Berlin a un dilemme. Le gouvernement allemand avait soutenu l'accord sur le nucléaire, notamment parce qu'il faisait entrevoir la réouverture du marché iranien, et également des marchés arabes, à l'industrie allemande. Les marchés iraniens sont considérés comme les plus lucratifs de la région.[5] Récemment, dans le conflit sur la violation de l'accord par le gouvernement Trump, le gouvernement allemand avait adopté une position offensive envers Washington, faisant ainsi de ce conflit une pierre de touche de sa volonté d'élaborer la politique mondiale « sur un pied d'égalité » avec Washington.[6] Mais comme Berlin n'est pas en position de protéger son commerce avec l'Iran, notamment son commerce pétrolier, contre les sanctions américaines - les intérêts commerciaux allemands aux États-Unis sont énormes - cette politique est vouée à l'échec. Hier [8 mai], le ministre des Affaires étrangères, Heiko Maas, a déclaré avec éclat : « Nous voulons sauver l'accord. » Cependant, Berlin ne respecte même pas ses propres engagements d'élargir sa coopération économique avec l'Iran. Heiko Maas déclare toute de même que Berlin « s'attend » ... « à ce que l'Iran applique pleinement l'accord - à la lettre ».[7] Il n'a pas expliqué pourquoi Téhéran devrait respecter les termes de l'accord alors que les puissances occidentales ne le font pas.

Les prochaines sanctions

En même temps, la situation s'aggrave. Hier [le 8 mai], le président des États-Unis, Donald Trump, a annoncé de nouvelles sanctions aux termes desquelles l'Iran n'est pas censée exporter son deuxième produit d'exportation en importance, l'acier et d'autres métaux. Ces sanctions sont censées s'appliquer à tous les pays. Washington cherche à accélérer l'étranglement de l'Iran. Téhéran doit agir face à l'agression économique. L'effondrement complet de l'accord nucléaire se rapproche donc. Si Berlin ne peut l'empêcher, cela signifiera que sa première tentative de s’opposer aux États-Unis sur la scène mondiale et de s’affirmer comme acteur mondial aura été un échec.

Notes

1. Tel que rapporté par German Foreign Policy. Voir « La guerre des sanctions contre l'Iran (II) », German Foreign Policy, 6 mai 2019.

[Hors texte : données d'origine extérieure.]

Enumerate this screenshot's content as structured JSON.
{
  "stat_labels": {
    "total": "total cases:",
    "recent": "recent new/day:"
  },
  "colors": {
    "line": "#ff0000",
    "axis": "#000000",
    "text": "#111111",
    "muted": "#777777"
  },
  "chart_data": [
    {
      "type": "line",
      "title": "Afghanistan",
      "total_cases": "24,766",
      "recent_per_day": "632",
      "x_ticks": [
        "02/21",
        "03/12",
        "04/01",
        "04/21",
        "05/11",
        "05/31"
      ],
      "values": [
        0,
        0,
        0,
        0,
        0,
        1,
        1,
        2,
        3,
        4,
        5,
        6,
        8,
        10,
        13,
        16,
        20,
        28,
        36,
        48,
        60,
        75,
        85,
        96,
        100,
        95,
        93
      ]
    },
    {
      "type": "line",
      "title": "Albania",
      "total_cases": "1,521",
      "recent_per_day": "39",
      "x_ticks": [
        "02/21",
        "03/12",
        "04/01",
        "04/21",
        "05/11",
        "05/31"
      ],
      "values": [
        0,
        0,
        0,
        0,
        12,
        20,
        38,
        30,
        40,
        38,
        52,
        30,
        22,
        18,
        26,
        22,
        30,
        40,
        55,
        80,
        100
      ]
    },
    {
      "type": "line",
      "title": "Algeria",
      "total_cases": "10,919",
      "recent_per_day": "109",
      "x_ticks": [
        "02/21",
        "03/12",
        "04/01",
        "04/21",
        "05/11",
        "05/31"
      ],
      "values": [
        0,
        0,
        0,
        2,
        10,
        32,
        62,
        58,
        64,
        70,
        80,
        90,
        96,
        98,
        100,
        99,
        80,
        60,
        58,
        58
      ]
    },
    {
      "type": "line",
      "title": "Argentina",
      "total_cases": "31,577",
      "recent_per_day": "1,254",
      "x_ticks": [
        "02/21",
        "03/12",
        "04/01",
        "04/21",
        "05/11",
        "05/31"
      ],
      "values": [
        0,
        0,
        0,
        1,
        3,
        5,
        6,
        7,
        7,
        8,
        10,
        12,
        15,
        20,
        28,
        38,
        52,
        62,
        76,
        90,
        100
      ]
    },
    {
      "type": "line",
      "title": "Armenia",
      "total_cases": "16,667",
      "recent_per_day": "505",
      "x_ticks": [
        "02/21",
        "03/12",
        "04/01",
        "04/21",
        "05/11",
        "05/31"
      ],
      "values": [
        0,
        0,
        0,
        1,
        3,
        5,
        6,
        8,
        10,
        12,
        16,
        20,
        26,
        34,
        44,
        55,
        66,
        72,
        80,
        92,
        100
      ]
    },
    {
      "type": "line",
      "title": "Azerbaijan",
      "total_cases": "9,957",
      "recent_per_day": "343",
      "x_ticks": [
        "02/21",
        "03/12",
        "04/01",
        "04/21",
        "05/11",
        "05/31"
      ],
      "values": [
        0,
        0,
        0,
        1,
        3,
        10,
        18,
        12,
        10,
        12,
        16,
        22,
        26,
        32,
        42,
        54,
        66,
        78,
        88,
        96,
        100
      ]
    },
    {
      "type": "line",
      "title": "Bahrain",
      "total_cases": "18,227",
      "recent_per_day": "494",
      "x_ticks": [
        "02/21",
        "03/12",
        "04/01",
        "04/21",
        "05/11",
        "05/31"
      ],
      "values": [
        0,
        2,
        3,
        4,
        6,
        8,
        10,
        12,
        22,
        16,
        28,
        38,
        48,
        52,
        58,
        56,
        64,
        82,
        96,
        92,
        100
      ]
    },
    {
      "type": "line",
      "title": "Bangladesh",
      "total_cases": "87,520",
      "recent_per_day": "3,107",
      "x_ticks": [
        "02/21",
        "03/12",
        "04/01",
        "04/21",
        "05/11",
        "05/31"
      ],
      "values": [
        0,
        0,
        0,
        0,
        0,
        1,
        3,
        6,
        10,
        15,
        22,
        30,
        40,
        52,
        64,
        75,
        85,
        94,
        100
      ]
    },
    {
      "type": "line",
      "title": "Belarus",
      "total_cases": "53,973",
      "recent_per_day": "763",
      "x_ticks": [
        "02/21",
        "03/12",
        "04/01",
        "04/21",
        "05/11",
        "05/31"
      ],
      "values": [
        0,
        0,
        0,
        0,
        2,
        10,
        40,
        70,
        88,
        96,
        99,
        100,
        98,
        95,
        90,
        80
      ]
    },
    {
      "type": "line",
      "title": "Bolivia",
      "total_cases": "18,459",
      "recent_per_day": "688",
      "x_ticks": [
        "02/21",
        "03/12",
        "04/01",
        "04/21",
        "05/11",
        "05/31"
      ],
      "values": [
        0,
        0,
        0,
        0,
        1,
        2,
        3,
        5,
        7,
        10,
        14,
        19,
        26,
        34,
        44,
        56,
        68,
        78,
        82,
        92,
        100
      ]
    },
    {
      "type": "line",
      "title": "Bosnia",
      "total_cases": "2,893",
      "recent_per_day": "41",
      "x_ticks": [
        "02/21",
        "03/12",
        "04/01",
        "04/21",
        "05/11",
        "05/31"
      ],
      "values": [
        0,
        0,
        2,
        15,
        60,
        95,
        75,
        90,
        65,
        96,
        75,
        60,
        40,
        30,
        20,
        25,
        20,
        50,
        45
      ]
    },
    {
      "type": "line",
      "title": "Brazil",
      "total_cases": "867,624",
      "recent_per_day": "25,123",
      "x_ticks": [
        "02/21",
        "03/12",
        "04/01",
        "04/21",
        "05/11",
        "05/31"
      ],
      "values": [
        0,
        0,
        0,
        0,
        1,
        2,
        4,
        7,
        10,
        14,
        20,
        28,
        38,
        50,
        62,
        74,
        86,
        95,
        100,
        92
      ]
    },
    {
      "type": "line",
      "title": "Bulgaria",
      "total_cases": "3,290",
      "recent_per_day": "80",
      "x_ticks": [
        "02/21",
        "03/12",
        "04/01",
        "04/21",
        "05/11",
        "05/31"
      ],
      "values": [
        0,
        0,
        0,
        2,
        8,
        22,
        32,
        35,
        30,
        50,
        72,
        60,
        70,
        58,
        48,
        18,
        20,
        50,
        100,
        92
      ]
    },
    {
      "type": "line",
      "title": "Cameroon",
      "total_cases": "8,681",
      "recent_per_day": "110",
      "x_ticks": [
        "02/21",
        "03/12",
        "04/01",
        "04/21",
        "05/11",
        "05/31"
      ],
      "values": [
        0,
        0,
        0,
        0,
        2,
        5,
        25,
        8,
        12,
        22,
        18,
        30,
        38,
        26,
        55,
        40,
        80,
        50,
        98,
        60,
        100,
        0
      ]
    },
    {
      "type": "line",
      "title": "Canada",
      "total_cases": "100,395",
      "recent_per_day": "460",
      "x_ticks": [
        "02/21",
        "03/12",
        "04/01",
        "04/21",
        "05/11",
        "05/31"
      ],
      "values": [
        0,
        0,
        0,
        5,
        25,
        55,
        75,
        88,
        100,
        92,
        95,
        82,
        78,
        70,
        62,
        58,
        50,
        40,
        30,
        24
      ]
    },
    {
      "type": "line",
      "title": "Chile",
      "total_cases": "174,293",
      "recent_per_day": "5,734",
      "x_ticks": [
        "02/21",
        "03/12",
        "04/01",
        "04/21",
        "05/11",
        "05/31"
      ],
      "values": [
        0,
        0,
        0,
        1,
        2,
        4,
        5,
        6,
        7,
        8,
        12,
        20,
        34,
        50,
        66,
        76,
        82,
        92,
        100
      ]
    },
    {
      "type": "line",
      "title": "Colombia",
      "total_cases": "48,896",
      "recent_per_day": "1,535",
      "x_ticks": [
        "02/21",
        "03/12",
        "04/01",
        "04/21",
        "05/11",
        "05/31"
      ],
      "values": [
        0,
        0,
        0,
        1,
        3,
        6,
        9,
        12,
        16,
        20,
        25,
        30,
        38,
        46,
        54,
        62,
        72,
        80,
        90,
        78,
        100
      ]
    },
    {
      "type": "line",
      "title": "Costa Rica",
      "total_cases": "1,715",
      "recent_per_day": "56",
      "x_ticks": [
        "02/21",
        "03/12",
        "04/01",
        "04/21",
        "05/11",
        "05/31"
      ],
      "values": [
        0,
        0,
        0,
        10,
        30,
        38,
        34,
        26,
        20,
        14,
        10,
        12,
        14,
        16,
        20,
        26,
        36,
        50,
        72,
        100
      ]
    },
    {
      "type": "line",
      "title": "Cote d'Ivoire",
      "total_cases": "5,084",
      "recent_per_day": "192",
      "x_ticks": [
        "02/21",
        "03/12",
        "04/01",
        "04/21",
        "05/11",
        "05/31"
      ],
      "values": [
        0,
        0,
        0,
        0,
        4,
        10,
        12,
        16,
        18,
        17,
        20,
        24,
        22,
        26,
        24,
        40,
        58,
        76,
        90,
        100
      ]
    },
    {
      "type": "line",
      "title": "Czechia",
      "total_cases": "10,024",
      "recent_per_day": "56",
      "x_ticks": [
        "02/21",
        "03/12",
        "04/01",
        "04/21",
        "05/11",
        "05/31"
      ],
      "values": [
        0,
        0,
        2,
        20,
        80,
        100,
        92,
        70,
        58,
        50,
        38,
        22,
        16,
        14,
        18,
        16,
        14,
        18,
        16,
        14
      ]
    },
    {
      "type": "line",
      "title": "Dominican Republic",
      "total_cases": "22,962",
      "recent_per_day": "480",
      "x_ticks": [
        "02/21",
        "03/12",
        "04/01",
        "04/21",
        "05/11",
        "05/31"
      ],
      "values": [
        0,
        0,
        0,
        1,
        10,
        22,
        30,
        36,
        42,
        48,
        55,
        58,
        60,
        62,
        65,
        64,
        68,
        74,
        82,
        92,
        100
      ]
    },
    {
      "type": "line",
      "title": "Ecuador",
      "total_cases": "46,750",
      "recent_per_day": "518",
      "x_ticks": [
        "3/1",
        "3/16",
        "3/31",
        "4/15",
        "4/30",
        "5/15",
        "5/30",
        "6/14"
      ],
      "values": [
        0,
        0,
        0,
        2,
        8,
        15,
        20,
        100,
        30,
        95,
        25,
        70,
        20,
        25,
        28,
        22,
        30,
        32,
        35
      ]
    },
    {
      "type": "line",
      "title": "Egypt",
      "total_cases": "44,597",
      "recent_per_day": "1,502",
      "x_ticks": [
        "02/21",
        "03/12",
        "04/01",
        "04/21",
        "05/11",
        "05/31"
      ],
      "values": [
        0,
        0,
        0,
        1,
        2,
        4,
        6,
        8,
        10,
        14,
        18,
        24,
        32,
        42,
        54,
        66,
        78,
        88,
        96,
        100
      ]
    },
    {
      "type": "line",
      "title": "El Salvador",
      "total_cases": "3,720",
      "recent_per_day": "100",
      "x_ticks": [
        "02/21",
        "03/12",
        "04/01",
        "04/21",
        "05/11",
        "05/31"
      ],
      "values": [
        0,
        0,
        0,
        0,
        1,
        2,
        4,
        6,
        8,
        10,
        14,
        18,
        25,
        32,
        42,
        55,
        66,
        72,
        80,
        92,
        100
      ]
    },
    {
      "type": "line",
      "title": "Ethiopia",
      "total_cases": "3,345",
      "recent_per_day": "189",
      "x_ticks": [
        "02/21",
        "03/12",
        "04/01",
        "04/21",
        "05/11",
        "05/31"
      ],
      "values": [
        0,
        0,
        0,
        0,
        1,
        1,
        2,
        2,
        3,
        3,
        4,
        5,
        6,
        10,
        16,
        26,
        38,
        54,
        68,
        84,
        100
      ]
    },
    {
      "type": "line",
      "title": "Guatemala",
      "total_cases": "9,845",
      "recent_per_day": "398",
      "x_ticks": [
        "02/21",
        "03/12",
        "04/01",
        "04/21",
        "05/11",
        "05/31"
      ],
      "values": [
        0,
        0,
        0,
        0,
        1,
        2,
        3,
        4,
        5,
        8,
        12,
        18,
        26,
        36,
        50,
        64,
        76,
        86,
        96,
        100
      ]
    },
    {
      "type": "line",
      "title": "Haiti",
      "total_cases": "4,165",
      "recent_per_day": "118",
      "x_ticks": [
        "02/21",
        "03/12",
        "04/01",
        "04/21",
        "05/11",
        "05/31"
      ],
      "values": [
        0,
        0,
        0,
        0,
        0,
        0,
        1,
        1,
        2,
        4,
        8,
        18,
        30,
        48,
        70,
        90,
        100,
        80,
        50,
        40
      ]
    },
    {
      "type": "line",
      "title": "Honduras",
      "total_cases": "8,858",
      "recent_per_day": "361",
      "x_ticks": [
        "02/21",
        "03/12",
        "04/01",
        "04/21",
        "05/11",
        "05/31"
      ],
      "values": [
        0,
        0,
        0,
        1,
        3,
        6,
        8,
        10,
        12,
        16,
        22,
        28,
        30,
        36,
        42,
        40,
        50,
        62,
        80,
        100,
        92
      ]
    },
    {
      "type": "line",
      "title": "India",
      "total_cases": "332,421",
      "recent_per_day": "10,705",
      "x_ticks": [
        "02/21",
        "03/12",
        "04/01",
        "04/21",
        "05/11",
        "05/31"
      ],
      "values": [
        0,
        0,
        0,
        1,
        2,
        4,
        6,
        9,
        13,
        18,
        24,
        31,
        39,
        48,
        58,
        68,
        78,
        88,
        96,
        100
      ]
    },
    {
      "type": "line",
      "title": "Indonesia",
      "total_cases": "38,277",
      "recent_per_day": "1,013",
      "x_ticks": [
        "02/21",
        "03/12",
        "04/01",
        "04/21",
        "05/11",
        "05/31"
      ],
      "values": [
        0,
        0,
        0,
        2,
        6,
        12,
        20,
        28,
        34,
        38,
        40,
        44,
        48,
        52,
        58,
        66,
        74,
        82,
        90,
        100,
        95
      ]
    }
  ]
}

2. « Il est peu probable que le véhicule commercial UE-Iran respecte les normes anti-blanchiment d’argent: États-Unis », Francois Murphy, Reuters, 8 mai 2019.

3. « B-52 bombers are off to rebuff Iran after threats to U.S. troops ; DoD won't say what those were », Kyle Rempfer, militarytimes.com, 8 mai 2019.

4. « Iran setzt Vertragspartnern 60-Tage-Frist », sueddeutsche.de, 8 mai 2019.

5. Tel que rapporté par German Foreign Policy. Voir « Competing for Business with Iran », German Foreign Policy, 29 avril 2019.

6. Voir : « Die Tauschbörse der EU », German Foreign Policy, 26 septembre 2018.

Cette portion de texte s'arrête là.